I stayed approximately the same weight through the rest of my twenties, but when I turned 30, I gained four pounds in a short amount of time, and that led me to pursue losing weight. At first, I simply counted calories, and then six months later, I started running. My goal was to lose those four pounds, but when I discovered success, I kept going and lost 22 pounds. This experience was like nothing I had ever done before. I did it the right way, the healthy way, and I found a new love: running. I loved watching my body slim down and I was proud of my efforts. Still, though, I bristled inside when people brought up my weight loss. I got back down to a size 10, where I have stayed for the past 5 years.
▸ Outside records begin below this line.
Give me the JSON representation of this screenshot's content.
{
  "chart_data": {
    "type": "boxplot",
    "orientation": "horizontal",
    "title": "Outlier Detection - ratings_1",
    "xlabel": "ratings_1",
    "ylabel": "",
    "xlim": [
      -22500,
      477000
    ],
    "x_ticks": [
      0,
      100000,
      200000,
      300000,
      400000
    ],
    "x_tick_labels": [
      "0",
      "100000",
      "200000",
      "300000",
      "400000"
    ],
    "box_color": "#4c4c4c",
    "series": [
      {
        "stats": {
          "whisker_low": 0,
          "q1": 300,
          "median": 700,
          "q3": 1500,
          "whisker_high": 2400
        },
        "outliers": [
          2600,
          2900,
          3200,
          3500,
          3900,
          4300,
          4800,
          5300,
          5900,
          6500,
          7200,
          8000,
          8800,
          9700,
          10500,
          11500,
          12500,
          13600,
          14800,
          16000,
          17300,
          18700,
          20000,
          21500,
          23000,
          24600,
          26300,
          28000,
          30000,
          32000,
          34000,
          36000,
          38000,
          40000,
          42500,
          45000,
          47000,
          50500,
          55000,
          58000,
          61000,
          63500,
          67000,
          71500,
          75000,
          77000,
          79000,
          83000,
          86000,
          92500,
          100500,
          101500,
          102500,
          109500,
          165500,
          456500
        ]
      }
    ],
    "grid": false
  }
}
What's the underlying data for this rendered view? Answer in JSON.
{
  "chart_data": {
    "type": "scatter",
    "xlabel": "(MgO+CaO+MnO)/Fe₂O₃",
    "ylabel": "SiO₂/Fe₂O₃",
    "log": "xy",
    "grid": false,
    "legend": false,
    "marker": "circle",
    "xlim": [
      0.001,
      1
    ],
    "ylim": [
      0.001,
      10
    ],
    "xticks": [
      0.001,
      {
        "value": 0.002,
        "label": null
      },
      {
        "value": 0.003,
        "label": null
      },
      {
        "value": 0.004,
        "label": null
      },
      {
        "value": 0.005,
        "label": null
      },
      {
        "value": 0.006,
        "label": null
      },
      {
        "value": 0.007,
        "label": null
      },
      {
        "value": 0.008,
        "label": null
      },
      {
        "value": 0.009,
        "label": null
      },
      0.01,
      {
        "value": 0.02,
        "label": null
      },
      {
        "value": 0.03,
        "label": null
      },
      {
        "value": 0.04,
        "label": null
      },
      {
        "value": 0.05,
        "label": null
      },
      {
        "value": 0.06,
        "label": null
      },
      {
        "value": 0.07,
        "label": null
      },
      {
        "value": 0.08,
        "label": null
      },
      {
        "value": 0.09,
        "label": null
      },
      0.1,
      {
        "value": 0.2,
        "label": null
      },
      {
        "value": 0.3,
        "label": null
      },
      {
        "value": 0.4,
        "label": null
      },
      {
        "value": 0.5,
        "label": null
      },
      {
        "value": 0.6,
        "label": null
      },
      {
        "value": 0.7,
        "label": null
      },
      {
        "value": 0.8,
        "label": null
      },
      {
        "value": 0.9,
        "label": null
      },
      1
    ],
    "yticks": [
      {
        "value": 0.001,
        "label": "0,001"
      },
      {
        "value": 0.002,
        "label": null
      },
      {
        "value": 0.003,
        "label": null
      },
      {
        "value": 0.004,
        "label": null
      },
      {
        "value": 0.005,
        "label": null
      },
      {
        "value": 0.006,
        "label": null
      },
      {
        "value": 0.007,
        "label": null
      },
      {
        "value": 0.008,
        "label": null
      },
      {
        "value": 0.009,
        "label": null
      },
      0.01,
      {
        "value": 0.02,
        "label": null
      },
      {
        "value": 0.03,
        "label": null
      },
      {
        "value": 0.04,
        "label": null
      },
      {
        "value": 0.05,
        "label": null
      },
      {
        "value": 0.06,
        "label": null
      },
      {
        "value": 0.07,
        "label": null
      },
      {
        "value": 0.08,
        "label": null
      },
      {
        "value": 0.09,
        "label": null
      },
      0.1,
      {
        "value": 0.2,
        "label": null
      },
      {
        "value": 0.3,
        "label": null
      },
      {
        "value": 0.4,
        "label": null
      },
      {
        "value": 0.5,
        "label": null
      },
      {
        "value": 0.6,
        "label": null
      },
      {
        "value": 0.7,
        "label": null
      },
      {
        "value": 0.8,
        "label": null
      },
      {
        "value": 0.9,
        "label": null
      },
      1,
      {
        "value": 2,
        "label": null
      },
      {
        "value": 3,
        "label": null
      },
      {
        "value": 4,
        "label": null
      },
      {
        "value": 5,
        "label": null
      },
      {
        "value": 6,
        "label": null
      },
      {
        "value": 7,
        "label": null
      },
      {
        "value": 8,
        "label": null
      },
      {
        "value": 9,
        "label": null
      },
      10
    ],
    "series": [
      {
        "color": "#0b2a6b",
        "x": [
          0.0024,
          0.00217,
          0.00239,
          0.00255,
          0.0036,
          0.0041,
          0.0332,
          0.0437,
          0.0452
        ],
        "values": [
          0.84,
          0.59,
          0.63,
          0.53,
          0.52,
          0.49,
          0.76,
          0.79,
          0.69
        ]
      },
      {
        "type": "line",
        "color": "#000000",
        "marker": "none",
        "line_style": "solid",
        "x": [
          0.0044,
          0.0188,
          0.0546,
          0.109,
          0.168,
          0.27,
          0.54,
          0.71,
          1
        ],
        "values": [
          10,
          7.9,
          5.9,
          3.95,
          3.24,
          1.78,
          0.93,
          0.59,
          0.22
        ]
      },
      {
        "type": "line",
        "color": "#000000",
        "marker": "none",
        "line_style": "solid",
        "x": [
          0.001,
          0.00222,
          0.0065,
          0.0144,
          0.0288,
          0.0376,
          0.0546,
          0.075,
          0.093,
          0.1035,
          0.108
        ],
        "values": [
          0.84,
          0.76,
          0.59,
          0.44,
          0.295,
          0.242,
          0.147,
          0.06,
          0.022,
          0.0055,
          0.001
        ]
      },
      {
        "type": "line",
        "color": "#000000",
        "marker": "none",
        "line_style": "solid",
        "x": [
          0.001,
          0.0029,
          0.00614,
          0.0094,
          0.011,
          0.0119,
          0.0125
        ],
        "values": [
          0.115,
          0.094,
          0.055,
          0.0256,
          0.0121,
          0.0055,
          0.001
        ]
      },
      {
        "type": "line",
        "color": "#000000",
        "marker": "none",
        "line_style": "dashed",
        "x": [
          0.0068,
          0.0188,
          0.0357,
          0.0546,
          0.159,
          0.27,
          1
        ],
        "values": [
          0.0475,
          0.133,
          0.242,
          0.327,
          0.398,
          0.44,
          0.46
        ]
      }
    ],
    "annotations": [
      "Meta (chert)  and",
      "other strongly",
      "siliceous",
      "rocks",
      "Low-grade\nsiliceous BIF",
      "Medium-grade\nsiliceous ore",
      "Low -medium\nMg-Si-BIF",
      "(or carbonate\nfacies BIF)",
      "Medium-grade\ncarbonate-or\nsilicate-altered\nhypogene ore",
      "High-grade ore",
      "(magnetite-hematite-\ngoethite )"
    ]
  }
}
Over the last couple of years, my weight has fluctuated some, so sometimes the size 10 fits better than others, but I have never been able to fit a particular pair of pants that I bought a couple years back. The cut is slimmer and I could never get them to button, but not for lack of trying!
I have been losing weight again and those pants finally fit, kind of. I critiqued myself in the mirror this morning, taking note of the love handles hanging a bit over the sides. I had a flashback to me being 18 and doing the same thing in my dorm room, same size pants and everything. My first thought was, I cannot believe it took me 18 years to get back to exactly where I started.
But when I think about it, it is not the same at all. I love my body now. Of course, the same size feels a heck of a lot better when you are on the way down, instead of on the way up! But it is more than that. I am in awe of this body now. It is strong and healthy, powerful.
I guess I have come a long way, baby.